In fifth-grade dance your child explores and performs dances from various cultures and historical time periods. He demonstrates movement skills and dance steps. He is able to perform movement sequences and does simple choreography alone or with a group. He uses the vocabulary of dance to evaluate his own or others’ performances. He can move to a steady beat, working on techniques such as coordination, rhythm, and balance. He describes the effect of music, lighting and costume on a dance, and may compare the same dance performed live and recorded on video.


In fifth-grade theater your child learns skills such as improvisation, pantomime, role-playing, acting, and set design. Many of the activities encourage cooperative learning and listening skills. Your child may have the opportunity to act in a formal production and is exposed to the creation of theater from audition to performance.

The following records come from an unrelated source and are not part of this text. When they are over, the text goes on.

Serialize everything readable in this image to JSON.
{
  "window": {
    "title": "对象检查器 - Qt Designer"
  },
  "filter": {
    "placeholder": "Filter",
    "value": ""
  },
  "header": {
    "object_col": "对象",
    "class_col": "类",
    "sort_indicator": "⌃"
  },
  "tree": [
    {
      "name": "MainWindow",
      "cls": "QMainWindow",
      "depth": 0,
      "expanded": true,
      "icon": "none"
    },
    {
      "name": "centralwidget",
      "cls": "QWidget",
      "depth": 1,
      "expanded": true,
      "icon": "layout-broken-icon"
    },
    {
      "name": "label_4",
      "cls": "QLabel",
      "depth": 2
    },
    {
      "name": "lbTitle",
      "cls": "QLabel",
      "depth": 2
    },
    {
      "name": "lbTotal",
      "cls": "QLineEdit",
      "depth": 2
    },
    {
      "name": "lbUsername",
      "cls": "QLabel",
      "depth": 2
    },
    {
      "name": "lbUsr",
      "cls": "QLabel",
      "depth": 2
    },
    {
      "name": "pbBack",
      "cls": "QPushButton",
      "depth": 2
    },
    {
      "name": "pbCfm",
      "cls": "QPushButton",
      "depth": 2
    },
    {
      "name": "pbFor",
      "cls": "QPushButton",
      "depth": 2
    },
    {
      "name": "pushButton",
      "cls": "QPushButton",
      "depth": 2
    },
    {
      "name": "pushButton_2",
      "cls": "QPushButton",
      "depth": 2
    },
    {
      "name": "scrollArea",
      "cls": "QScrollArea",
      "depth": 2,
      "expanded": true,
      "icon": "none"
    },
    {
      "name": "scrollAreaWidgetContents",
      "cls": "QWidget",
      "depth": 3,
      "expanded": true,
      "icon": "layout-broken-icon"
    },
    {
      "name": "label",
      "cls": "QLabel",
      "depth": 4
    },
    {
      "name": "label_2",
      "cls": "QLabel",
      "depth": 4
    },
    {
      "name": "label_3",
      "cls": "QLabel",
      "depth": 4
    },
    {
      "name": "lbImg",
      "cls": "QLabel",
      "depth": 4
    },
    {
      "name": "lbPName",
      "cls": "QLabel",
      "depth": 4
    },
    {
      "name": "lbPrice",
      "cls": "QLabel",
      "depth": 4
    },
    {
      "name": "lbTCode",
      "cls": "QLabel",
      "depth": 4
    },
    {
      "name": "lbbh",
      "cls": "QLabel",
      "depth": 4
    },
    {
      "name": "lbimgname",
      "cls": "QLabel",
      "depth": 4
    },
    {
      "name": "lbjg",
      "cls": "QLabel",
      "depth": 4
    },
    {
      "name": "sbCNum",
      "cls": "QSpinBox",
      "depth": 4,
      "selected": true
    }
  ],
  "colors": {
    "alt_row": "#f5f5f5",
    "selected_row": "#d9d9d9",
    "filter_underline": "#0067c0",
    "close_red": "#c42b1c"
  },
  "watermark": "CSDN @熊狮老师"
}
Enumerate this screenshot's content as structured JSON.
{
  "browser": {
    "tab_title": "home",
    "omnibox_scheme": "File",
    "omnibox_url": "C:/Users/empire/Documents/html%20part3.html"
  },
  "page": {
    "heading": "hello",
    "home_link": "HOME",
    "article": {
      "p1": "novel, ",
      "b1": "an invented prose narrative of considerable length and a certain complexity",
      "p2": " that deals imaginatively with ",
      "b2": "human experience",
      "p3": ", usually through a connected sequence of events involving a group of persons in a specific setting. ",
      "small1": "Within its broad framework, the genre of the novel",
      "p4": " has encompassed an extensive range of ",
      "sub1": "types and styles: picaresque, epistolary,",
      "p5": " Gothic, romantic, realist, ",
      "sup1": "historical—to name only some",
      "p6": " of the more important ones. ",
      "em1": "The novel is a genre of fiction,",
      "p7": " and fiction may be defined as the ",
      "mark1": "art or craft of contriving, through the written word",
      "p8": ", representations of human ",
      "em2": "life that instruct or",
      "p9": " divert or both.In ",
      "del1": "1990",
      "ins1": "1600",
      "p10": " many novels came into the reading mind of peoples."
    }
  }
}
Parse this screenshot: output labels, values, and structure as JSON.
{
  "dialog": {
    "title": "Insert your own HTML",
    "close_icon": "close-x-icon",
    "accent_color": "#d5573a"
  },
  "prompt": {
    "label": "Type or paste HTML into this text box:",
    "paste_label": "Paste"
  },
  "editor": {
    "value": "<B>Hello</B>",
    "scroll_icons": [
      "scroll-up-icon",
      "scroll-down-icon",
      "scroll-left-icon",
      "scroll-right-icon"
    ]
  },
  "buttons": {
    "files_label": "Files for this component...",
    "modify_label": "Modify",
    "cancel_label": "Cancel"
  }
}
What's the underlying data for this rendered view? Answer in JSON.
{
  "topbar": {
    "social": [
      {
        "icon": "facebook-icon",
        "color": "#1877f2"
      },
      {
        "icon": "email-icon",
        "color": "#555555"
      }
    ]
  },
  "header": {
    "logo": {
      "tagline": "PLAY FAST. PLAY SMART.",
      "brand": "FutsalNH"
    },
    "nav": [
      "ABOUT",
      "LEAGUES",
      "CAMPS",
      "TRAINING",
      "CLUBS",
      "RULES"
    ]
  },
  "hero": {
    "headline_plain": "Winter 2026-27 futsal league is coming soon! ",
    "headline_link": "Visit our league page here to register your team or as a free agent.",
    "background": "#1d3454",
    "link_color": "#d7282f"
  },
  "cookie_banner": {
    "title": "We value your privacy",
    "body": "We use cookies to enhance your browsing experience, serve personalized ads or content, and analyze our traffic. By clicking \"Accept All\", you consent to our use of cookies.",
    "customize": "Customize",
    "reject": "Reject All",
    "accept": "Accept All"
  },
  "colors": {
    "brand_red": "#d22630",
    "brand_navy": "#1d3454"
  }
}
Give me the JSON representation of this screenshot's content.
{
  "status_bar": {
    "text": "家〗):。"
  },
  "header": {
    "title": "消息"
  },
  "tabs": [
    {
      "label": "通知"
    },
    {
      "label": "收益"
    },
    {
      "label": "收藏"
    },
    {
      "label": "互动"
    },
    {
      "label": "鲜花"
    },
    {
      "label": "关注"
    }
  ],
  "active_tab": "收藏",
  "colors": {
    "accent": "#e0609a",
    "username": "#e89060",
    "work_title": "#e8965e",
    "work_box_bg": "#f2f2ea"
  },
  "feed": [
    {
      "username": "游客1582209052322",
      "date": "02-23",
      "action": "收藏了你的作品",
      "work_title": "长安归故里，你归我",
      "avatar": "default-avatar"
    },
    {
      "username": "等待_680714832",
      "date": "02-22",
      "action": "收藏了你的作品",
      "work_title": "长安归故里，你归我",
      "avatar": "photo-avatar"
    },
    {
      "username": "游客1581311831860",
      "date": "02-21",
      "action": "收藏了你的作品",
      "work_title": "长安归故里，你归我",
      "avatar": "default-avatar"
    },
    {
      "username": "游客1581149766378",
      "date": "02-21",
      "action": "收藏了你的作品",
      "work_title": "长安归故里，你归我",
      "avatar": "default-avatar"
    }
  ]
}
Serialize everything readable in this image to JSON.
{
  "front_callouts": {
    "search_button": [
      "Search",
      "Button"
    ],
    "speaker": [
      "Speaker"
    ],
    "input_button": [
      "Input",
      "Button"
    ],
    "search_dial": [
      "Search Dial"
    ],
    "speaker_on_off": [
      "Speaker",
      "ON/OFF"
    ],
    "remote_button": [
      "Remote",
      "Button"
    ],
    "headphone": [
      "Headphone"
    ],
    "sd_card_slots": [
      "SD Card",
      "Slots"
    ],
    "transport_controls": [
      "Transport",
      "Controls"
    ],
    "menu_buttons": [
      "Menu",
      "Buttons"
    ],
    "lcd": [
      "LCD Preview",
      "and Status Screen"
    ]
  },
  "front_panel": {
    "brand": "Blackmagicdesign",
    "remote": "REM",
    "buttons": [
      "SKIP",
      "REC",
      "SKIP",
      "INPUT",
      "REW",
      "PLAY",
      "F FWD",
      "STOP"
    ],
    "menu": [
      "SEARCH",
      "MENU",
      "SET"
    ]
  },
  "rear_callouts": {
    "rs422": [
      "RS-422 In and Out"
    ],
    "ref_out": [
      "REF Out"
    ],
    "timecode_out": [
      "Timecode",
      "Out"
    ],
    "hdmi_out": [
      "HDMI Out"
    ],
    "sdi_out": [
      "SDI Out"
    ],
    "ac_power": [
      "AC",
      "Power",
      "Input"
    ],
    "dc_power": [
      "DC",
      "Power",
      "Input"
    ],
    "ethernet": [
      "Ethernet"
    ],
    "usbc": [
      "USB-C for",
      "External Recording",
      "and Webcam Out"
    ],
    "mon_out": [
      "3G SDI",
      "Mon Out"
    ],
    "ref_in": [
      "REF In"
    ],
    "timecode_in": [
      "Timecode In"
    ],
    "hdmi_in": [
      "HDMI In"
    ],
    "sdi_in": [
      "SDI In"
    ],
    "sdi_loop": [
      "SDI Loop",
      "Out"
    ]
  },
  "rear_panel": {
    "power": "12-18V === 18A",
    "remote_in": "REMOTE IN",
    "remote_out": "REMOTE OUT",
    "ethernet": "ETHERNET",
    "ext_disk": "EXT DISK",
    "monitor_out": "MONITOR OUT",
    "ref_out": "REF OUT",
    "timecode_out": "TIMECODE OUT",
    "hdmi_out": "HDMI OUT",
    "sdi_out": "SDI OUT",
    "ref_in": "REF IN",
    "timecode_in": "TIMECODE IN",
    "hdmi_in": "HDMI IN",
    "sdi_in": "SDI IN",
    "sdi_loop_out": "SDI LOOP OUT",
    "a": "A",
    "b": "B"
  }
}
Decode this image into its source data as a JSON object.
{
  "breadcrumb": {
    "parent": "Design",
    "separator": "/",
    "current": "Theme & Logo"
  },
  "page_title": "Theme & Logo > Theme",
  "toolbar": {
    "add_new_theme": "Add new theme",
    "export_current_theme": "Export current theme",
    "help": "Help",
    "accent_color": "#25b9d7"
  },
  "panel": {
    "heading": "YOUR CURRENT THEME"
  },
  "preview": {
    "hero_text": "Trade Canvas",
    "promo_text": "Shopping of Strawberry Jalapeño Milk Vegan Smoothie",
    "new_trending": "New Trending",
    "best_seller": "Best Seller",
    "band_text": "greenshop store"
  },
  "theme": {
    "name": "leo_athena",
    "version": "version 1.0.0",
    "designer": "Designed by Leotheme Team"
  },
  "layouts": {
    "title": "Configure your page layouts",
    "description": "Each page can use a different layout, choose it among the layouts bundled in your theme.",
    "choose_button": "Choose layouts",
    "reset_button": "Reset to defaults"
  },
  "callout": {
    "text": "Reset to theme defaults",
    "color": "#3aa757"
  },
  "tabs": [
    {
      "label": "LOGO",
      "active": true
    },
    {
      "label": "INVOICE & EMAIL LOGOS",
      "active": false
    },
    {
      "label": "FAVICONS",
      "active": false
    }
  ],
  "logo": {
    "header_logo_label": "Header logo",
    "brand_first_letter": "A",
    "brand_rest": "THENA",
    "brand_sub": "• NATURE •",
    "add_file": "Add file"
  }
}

Your child learns about the many jobs involved in a theater production such as writing, costume design, and lighting. She may write, direct, and help produce a play. In writing, your child will work on plot structure, dialogue, setting, and character development. She will analyze characters’ motivations in plays. She will identify different types of plays, such as comedy, drama, and musical, and describe how culture can affect the content.

In acting she begins to learn how to develop stage presence and work with her voice to speak clearly and expressively. She learns to use her body and voice to communicate thoughts and emotions. She learns relaxation and warm-up exercises for acting.